Semantic Graph Models: Graph-based approaches, such as knowledge graphs or semantic networks, represent words or concepts as nodes connected by edges denoting relationships. Similarity is measured based on graph structures or distances between nodes.
Sentence Transformers: Models specifically designed to encode sentences into fixed-length vectors, leveraging transformer architectures to capture semantic information. These models enhance text similarity tasks by understanding the semantic content of sentences.

Semantic text similarity approaches address many limitations of lexical methods by focusing on understanding meaning, context, and relationships between words.

Implementation of BERT with Cosine similarity using Python

BERT is a transformers model pretrained on a large corpus of English data in a self-supervised fashion. This means it was pretrained on the raw texts only, with no humans labeling them in any way (which is why it can use lots of publicly available data) with an automatic process to generate inputs and labels from those texts.

Source: BERT: Pre-training of Deep Bidirectional Transformers for Language Understanding

BERT Base Uncased is a Pretrained model on English language using a masked language modeling (MLM) objective. It was introduced in this paper and first released in this repository. This model is uncased which means it does not make a difference between upper or lowercase, for example, "english" = "English"

DistilBert implemenation using python

The DistilBERT model was proposed in the the paper DistilBERT, a distilled version of BERT: smaller, faster, cheaper and lighter. DistilBERT is a small, fast, cheap and light Transformer model trained by distilling BERT base. It has 40% less parameters than bert-base-uncased, runs 60% faster while preserving over 95% of BERT’s performances as measured on the GLUE language understanding benchmark.

Fig. DistilBERT implementation using Python

We can clearly see that semantic models like BERT is giving us a better score and is able to understand the context behind the sentences.

Wrap up

We evaluated the performance of various Lexical Models like TF-IDF (Term frequency — Inverse document frequency) with cosine matrix, Jaccard, sorensen dice and semantic models like BERT and DistilBert. We can clearly see from the results that, semantic models like BERT is giving us a better score and is able to understand the context behind the sentences whereas lexical models give good results only when keywords are matching.

Fig. Lexical and Semantic Similarity Result. Image by Author.

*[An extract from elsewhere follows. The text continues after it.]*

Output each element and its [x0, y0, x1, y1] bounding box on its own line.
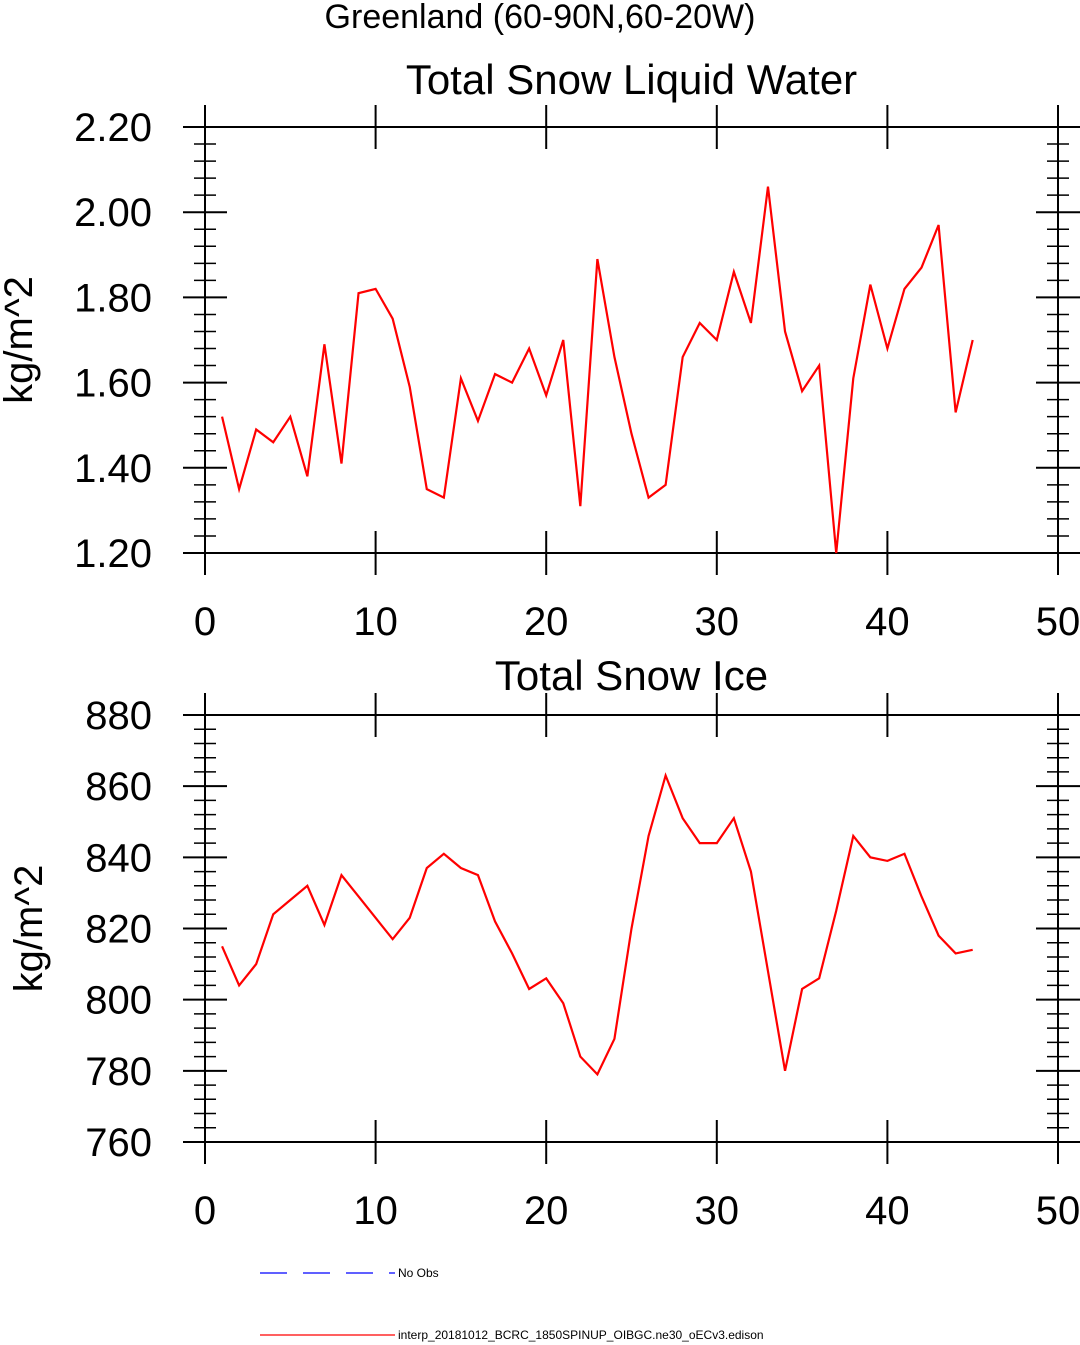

The integration of machine learning techniques in contextual text similarity has revolutionized the understanding of textual relationships. Leveraging sophisticated models and embeddings has not only improved accuracy but also opened doors to myriad applications across diverse domains. As advancements continue, the quest for more robust and context-aware text similarity methods persists, promising a future where machines comprehend textual meaning akin to human cognition.